Pero no sólo en Galicia, en donde la costumbre ha ido perdiendo fuerza, había velatorios nocturnos. Eran muchos los lugares en los que se acompañaba a los muertos con galletas, café y copitas de anís o de aguardiente. El cantautor francés George Brassens nos lo cuenta en su "Los velorios de antaño". Aún lo recuerdo cantado por Claudina y Alberto Gambino. Lo conservo en un disco de vinilo.

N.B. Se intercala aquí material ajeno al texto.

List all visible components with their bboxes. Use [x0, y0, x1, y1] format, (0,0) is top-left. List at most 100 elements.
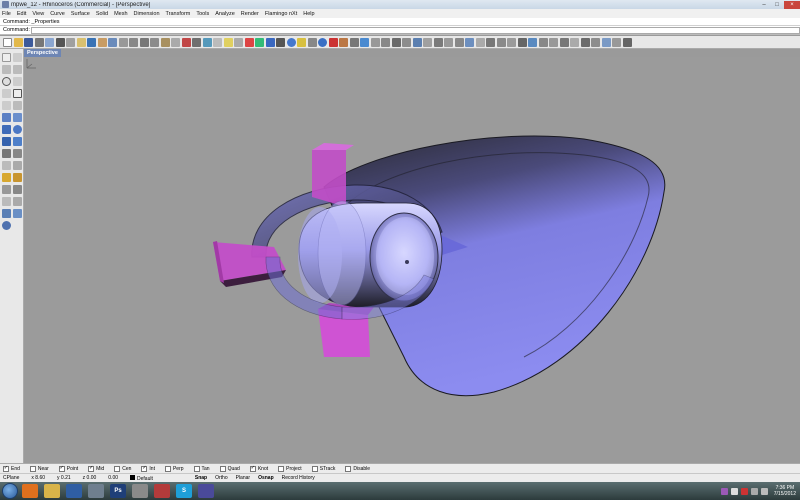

Cuando en el barrio había un muerto de gran calidad la muchachada sabía como aprovechar y hasta el velorio llegaba con toda intención de llorar un poquitito y tomar anís
Pero al velorio también le llego la inflación Si uno consigue su muerto ya no es la cuestión de malgastarlo con otros de cualquier país por eso los entierros pasa por la nariz por eso los entierros pasan por tu nariz
Que se han hechos los velorios del ayer los cortejos, cortejos, cortejos de nuestros abuelos que iban a los tumbos y al revés los finados, finados, finados que tan gordos y buenos
Si los herederos quedaban bien al funebrero al cartero y al cura y al cana y hasta al buen sereno les daban anís, les daban un café hoy ya no volverán los velorios de antaño les daban anís, les daban un café hoy ya no volverán los velorios de ayer
Hoy esa antigua carroza es un auto veloz que se los lleva a los muertos a todo vapor hoy ya no existe ese dulce placer infantil de tropezar con la bosta siguiendo hasta el fin
Una mañana yo he visto cosa singular una de aquellas carrozas en pos de chocar y cuando el pobre cortejo a los tumbos llego vieron que el finadito una cría parió vieron que el finadito una cría parió Que se han hechos los velorios del ayer los cortejos, cortejos, cortejos de nuestros abuelos que iban a los tumbos y al revés los finados, finados, finados y tan gordos y buenos
Si los herederos quedaban bien al funebrero al cartero y al cura y al cana y hasta al buen sereno les daban anís les daban un café hoy ya no volverán los velorios de antaño les daban anís les daban un café hoy ya no volverán los velorios de ayer
Ahora por eso me niego a acostarme a morir sin esos velorios no vale la pena vivir prefiero el revolver, veneno, la horca gentil mil veces prefiero mejor no dejarme morir Y ruego que venga ese tiempo tan lindo otra vez de aquellos velorios tan llenos de anís y café si hasta los pobres tenían su grado de honor y para enterrar sus muertos vendían hasta el colchón y para enterrar sus muertos vendían hasta el colchón
Que se han hechos los velorios del ayer los cortejos cortejos cortejos de nuestros abuelos que iban a los tumbos y al revés los finados finados finados y tan gordos y buenos Si los herederos quedaban bien al funebrero al cartero y al cura y al cana y hasta al buen sereno les daban anís les daban un café hoy ya no volverán los velorios de antaño les daban anís les daban un café hoy ya no volverán los velorios de ayer
Es por ello que no me resulta extraño, y por tanto no desapruebo la decisión que tomó el Ayuntamiento de Lugo, de poner música para amenizar, en un día tan señalado, el recuerdo de nuestros muertos.